My obsession with food began young. In my household, we loved eating in restaurants and trying new recipes, The Food Network was our standard channel on the television, showing us my mother’s long-lost sister, Ina Garten, cook perfection in her Connecticut home, I would go to the library and from the ages of ten to 14 and raid the magazine section of every Bon Appetit magazine, consuming the words of Barbara Fairchild with the appetite of someone much older than my years. I would use words like “braise,” “emulsify,” and “caramelize” in front of contemporaries raised in a Pop-Tart culture, who would stare at me with awe or confusion. But I loved it. I loved the comfort of cooking and being in environments that enabled my unending hunger for food to be satisfied.
Yet, I know my limitations. I know that as much as I love baking and cooking, I could never be a professional chef. I move painfully slow, my timing is atrocious (everybody whose forgotten to preheat the oven or defrost the chicken, raise your hand) and I sometimes I view baking instructions the same way my dad views yellow lights: mere suggestions. In spite of this, I still love it, I see it as my chance to relax, reconnect, and recharge; most satisfying of all is when I get to feed others.
This year was my first year of college away from home, and in the first week I had signed up to run the Sabbath school breakfast and bake for the hurricane Irma bake sale. For three days it was me alone in the very large church kitchen blasting "Feel It Still" by Portugal. The Man, stewing peaches, making applesauce, and tray after tray of granola. It was overwhelming in the best possible way. I got to feed people, and connect through the love language of food; in a way, it was my commitment to the school and its people. Months later, I made Sabbath lunch for my girlfriends at my friend Allison’s house, with windows open, music playing, and the scent of caramelized onions filling the kitchen. It’s one of my favorite memories and once again, I felt a bond forged with them that allowed me to give back, and satisfy a need.
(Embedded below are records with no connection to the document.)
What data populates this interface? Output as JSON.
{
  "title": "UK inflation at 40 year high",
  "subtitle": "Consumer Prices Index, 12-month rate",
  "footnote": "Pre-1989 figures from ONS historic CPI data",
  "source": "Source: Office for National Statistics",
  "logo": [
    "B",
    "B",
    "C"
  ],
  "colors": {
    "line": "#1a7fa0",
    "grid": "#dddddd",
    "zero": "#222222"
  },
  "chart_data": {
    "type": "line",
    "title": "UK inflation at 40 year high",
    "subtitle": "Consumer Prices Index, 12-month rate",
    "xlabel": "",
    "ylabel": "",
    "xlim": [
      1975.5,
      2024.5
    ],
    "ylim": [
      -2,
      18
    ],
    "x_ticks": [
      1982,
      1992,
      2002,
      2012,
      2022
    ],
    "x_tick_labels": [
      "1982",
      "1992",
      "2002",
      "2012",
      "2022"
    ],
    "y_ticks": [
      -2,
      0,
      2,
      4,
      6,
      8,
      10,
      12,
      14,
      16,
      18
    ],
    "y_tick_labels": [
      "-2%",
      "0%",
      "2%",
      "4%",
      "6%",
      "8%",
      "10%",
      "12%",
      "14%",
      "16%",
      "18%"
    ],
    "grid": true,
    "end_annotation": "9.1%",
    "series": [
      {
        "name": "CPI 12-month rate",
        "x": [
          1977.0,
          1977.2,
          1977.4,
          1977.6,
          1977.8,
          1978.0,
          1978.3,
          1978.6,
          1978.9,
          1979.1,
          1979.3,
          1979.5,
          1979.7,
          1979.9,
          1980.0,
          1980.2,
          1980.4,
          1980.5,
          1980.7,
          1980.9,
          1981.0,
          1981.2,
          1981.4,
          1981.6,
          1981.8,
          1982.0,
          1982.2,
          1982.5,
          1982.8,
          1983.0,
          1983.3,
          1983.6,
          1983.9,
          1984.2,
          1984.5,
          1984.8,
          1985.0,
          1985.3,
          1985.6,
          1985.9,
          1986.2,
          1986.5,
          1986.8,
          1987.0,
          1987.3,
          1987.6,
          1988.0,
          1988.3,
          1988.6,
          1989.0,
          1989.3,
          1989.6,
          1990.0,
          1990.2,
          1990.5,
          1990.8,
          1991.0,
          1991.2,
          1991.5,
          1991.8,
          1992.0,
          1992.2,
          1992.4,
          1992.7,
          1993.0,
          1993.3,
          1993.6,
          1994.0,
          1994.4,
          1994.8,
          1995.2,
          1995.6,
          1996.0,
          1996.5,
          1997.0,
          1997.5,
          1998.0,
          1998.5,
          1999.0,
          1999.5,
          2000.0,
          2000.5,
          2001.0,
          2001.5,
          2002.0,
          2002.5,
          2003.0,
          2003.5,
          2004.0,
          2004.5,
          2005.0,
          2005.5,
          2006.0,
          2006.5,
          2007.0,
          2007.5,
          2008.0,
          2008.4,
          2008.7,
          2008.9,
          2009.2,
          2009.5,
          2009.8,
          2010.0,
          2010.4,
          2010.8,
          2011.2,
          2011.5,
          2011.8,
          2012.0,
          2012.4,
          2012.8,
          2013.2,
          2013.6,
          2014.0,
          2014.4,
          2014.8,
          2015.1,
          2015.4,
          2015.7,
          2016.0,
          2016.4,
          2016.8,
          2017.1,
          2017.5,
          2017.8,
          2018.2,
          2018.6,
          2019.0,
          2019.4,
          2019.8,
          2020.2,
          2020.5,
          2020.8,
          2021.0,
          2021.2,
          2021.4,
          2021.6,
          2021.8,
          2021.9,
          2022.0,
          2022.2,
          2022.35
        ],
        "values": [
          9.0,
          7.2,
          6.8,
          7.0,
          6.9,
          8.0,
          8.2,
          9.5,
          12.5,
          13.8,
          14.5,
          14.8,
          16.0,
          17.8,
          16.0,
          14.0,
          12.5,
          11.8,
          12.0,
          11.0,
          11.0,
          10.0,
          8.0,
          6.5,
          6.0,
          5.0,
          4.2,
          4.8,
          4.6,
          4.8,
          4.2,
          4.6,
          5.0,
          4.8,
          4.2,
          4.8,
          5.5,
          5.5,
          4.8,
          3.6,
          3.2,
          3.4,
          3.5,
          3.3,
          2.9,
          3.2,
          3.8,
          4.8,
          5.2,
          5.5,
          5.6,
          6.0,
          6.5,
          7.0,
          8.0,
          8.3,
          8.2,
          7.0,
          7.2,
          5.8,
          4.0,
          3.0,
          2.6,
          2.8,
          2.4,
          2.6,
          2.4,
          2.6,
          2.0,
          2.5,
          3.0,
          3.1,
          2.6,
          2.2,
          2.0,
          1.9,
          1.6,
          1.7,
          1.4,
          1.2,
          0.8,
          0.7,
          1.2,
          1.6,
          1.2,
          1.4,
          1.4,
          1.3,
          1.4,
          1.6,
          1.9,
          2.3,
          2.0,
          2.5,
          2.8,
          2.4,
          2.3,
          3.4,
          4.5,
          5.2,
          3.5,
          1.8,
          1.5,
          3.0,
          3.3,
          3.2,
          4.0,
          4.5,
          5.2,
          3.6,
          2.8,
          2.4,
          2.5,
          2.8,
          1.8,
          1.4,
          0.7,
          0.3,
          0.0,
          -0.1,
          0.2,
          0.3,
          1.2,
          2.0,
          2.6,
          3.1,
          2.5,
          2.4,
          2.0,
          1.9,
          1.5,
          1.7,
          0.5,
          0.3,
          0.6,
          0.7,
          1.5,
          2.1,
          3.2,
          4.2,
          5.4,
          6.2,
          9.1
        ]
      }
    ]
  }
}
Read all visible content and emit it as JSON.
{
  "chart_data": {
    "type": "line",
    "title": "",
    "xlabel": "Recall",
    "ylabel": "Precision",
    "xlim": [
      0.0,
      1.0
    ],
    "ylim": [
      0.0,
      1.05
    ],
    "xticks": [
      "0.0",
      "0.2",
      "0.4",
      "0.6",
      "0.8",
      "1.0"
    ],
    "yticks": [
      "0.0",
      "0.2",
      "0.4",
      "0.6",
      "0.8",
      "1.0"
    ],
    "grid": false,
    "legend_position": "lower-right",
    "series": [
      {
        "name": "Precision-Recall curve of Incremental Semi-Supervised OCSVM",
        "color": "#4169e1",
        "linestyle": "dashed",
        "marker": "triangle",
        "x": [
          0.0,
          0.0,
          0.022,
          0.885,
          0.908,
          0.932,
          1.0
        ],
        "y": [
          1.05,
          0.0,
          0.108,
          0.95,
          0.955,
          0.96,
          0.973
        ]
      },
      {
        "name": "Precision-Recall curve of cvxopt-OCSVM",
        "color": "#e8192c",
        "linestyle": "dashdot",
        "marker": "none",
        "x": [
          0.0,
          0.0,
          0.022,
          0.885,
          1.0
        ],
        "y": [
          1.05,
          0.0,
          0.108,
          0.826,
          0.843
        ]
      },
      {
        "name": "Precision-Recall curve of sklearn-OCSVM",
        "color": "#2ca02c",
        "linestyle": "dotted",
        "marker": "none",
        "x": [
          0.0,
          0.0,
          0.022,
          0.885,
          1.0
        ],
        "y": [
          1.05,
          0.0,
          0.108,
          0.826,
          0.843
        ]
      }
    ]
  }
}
This year, I wrote an article that told the story of my Bisabuelo and his life. As I was researching and talking to his relatives, they all noted that their favorite memories of him were surrounding food, specifically his immense joy in cooking and eating. He had a ritual after every meal, in which he would slam his hands on the table and loudly proclaim “Today the King has eaten!” then quietly say, “Thanks be to God.” My father inherited this joy for food, developing his own mantra after every Saturday breakfast where he’d cook for his daughters and wife, then say “This is a breakfast of champions!”
From this legacy, I’ve come to believe in the power of soul food, food made with the intention to heal, connect, and comfort. Its that love language that is a form of giving, and transforms the biological need to eat into an expression of artistry and intimacy. In those moments, it doesn’t matter if we have training, if every carrot slice is even, or if we forgot to turn on the stove, what matters is that we are building relationships with those around us, or even just with ourselves. What matters is that we share authentic, raw, love-filled plates of food with those around us, and always leave room for dessert.